Gov. John Baldacci has pushed to consolidate state departments and agencies, local school districts and jails and prisons. He is not likely to tackle the daunting task of nudging local police departments to merge. But county and municipal officials would be smart to look at achieving efficiencies in law enforcement to save money for the state, counties and municipalities.

An analysis of Knox County by County Commissoner Anne Beebe-Center in 2003 showed that 54 full-time law enforcement officers — 39 serving in local police departments and 15 with the Sheriff’s Department — served the county. By pooling resources to create a countywide force, she argued, specialty positions could be created and assigned to combat such regional problems as drugs, domestic violence and child abuse. Similar conclusions could be drawn in other counties.

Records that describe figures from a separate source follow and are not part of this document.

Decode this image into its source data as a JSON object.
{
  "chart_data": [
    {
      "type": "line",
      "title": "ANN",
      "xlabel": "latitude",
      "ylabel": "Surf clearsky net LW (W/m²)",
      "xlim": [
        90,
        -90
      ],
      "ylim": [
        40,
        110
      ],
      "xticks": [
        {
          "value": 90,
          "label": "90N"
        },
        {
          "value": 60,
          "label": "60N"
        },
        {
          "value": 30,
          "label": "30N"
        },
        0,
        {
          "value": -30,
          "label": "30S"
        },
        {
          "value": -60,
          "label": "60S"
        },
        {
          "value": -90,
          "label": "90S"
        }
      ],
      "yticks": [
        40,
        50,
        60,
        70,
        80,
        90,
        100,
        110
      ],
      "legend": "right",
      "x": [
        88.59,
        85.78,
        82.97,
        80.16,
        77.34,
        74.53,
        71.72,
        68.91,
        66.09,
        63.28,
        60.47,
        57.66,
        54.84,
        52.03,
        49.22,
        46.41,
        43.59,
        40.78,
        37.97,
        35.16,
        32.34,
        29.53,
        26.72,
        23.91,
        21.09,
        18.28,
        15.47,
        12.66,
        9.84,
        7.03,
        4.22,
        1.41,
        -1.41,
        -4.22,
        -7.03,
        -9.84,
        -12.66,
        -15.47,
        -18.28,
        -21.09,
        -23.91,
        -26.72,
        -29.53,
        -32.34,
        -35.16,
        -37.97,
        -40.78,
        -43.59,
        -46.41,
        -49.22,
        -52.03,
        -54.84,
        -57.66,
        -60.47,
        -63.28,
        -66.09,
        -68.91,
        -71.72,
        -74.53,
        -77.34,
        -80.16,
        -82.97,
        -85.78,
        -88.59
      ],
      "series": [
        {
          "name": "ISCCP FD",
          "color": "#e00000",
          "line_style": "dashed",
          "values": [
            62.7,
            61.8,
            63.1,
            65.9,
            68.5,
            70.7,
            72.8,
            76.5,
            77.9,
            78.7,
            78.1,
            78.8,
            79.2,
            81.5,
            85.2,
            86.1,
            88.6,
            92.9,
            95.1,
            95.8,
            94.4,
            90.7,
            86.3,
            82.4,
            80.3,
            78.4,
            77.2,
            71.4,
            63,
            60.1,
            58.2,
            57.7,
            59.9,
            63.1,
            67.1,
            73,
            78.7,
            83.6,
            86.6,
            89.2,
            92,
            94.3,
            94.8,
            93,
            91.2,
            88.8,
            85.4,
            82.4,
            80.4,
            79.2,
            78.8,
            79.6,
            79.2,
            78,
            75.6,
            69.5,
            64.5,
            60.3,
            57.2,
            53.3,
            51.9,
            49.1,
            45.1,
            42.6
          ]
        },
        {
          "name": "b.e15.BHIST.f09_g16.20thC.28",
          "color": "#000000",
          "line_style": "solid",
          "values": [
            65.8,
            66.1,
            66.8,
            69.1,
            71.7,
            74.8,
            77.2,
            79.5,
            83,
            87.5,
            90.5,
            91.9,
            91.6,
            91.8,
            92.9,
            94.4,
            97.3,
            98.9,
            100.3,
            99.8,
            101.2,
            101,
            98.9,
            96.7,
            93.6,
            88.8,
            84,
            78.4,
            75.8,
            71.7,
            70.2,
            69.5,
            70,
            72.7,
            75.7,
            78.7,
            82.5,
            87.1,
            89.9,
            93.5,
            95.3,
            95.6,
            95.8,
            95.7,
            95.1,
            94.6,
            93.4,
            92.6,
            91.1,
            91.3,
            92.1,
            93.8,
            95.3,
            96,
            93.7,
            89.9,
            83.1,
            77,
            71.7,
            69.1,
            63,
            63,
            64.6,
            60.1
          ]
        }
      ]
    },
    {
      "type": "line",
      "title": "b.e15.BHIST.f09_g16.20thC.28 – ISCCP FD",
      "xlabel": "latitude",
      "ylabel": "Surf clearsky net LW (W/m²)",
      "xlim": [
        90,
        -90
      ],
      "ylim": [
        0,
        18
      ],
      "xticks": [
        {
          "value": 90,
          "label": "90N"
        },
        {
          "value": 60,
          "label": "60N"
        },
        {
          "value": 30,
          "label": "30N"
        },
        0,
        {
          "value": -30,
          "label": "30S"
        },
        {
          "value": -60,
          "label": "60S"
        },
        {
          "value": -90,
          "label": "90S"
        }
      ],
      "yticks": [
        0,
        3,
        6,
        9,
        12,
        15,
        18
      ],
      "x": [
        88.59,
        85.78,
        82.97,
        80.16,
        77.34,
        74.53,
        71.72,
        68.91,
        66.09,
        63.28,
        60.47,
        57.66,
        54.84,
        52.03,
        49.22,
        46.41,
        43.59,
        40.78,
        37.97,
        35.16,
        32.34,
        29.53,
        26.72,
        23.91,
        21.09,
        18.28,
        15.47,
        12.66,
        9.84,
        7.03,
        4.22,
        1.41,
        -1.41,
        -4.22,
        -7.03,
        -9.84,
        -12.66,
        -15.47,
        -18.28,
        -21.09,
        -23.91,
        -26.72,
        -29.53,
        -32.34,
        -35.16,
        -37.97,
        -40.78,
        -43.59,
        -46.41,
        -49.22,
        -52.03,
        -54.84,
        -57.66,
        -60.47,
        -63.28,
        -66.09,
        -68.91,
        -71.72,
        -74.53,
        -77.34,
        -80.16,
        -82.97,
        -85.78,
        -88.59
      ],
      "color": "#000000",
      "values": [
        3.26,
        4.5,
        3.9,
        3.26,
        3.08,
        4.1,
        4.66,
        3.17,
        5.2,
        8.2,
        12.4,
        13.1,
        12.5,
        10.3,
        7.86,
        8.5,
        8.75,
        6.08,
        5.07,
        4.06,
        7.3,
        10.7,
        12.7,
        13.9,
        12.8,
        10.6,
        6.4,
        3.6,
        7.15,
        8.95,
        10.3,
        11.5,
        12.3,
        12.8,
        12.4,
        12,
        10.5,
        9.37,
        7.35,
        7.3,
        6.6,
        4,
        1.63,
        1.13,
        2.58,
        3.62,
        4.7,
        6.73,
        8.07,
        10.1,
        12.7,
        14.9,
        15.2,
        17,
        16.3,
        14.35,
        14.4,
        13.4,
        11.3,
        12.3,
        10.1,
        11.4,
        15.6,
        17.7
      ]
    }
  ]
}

Mergers of emergency dispatch services have worked out well, and the gloomy predictions of dispatchers not knowing street names in certain towns have not come to pass.

Mergers of police departments would not come as easily, and may result in a reduction in the quality of service for some communities. But the inefficiency of adjacent small towns paying for individual law enforcement costs — cruisers, buildings, chiefs, etc. — cannot be ignored.

An even bolder step is to study the role the Maine State Police might have in a more comprehensive approach to law enforcement. As it now stands, the state police often handle complaints on a fairly arbitrary basis; if someone calls state police dispatch, a trooper will likely respond. If the same complainant called the local sheriff’s department, a deputy would be dispatched.

A single, statewide law enforcement agency would not be accepted by Mainers who cherish local control. And such a large institution might not serve the people as well. But a middle ground may emerge through the strategy Milo is investigating, under which the town would contract with the county for three deputies who would live in the town or nearby. The Knox County island community of Vinalhaven has such an arrangement with Knox County, although it has been a source of conflict between municipal and county officials, with each believing they are giving more than the other.

Maine continues to be one of the safest states in the country, and that is attributable in large part to community-based law enforcement, which has been in effect long before that term was coined. But new economic and demographic realities mean fresh approaches to law enforcement must be considered.